Машина вылетела на Бруклинский мост: река внизу в точности как небо наверху, мерцающие созвездия лодок и буев, а Лина посередине, плавает между слоями света. Водитель был из постоянных – крупный русский с бритой головой и мясистыми пальцами. Лина смутно помнила его имя – Игорь, до эмиграции на Запад он был астрофизиком. Игорь ехал уверенно, не слишком быстро, и Лина стала успокаиваться в плюшевом нутре заднего сиденья: напряжение дня отпускало ее постепенно, отрезками, измеряемыми расстоянием, пройденным до дома.

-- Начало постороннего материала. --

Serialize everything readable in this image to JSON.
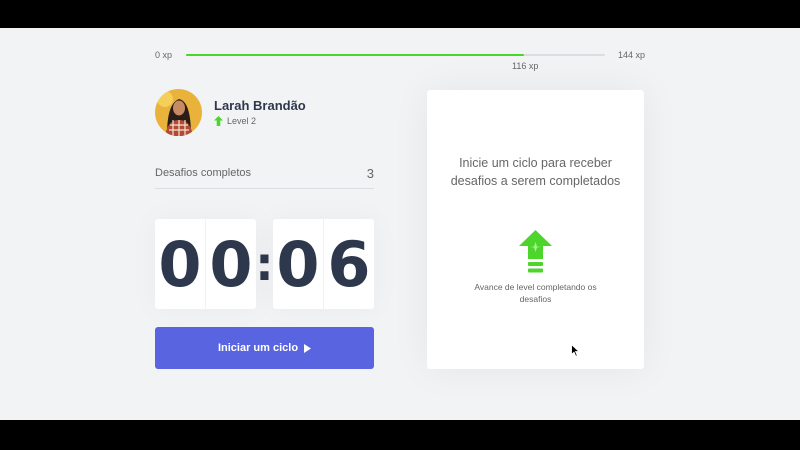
{
  "xp": {
    "start_label": "0 xp",
    "end_label": "144 xp",
    "current_label": "116 xp",
    "progress_fraction": 0.806
  },
  "profile": {
    "name": "Larah Brandão",
    "level_label": "Level 2",
    "avatar_icon": "user-photo"
  },
  "challenges": {
    "label": "Desafios completos",
    "count": "3"
  },
  "countdown": {
    "minutes": [
      "0",
      "0"
    ],
    "separator": ":",
    "seconds": [
      "0",
      "6"
    ]
  },
  "start_button": {
    "label": "Iniciar um ciclo",
    "icon": "play-icon"
  },
  "challenge_card": {
    "title": "Inicie um ciclo para receber desafios a serem completados",
    "subtitle": "Avance de level completando os desafios",
    "icon": "level-up-icon"
  },
  "colors": {
    "accent_green": "#4cd62b",
    "button_blue": "#5965e0",
    "title_text": "#2e384d",
    "body_text": "#666666",
    "background": "#f2f3f5"
  }
}
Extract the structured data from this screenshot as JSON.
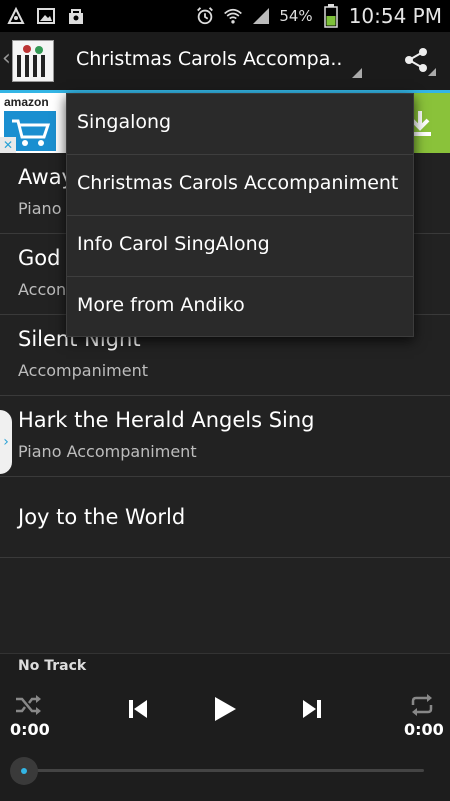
{
  "status_bar": {
    "battery_percent": "54%",
    "time": "10:54 PM",
    "icons": [
      "notification-icon",
      "image-icon",
      "shopping-bag-icon",
      "alarm-icon",
      "wifi-icon",
      "signal-icon",
      "battery-icon"
    ]
  },
  "action_bar": {
    "title": "Christmas Carols Accompa..",
    "share_icon": "share-icon"
  },
  "ad": {
    "brand": "amazon",
    "close_label": "✕",
    "download_icon": "download-icon"
  },
  "dropdown_menu": {
    "items": [
      {
        "label": "Singalong"
      },
      {
        "label": "Christmas Carols Accompaniment"
      },
      {
        "label": "Info Carol SingAlong"
      },
      {
        "label": "More from Andiko"
      }
    ]
  },
  "tracks": [
    {
      "title": "Away",
      "subtitle": "Piano"
    },
    {
      "title": "God",
      "subtitle": "Accon"
    },
    {
      "title": "Silent Night",
      "subtitle": "Accompaniment"
    },
    {
      "title": "Hark the Herald Angels Sing",
      "subtitle": "Piano Accompaniment"
    },
    {
      "title": "Joy to the World",
      "subtitle": ""
    }
  ],
  "player": {
    "track_label": "No Track",
    "elapsed": "0:00",
    "duration": "0:00",
    "progress": 0,
    "accent_color": "#33b5e5"
  },
  "side_tab": {
    "label": "›"
  }
}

Лина и ее отец, художник Оскар Спэрроу, жили на Парк-Слоуп, в доме из бурого камня – такой дом был мечтой средней нью-йоркской семьи, живущей на две зарплаты. Четыре этажа, крутой спуск, позади дома – маленький, заросший сорняками садик. В доме был один работающий (хотя дымящий даже после чистки) камин, две кухни (на первом и четвертом этажах), три художественные студии (на первом, втором и четвертом), одна гардеробная (Оскара), одна ванна на лапах (Линина). На заднем дворе, словно мачта, высится старинный красный дуб, а на переднем, на квадратном пятачке грунта, вырезанном посреди асфальта, – липы, два дерева примерно одной высоты с домом. В детстве Лина часто представляла себе, как корни деревьев переплетаются под домом, и они с Оскаром будто качаются в живой плетеной колыбели. Когда дул сильный ветер, деревья скрипели и царапали ветвями окна, Лина представляла, будто весь дом раскачивается в люльке из корней, и это движение успокаивало ее, как колыбельная.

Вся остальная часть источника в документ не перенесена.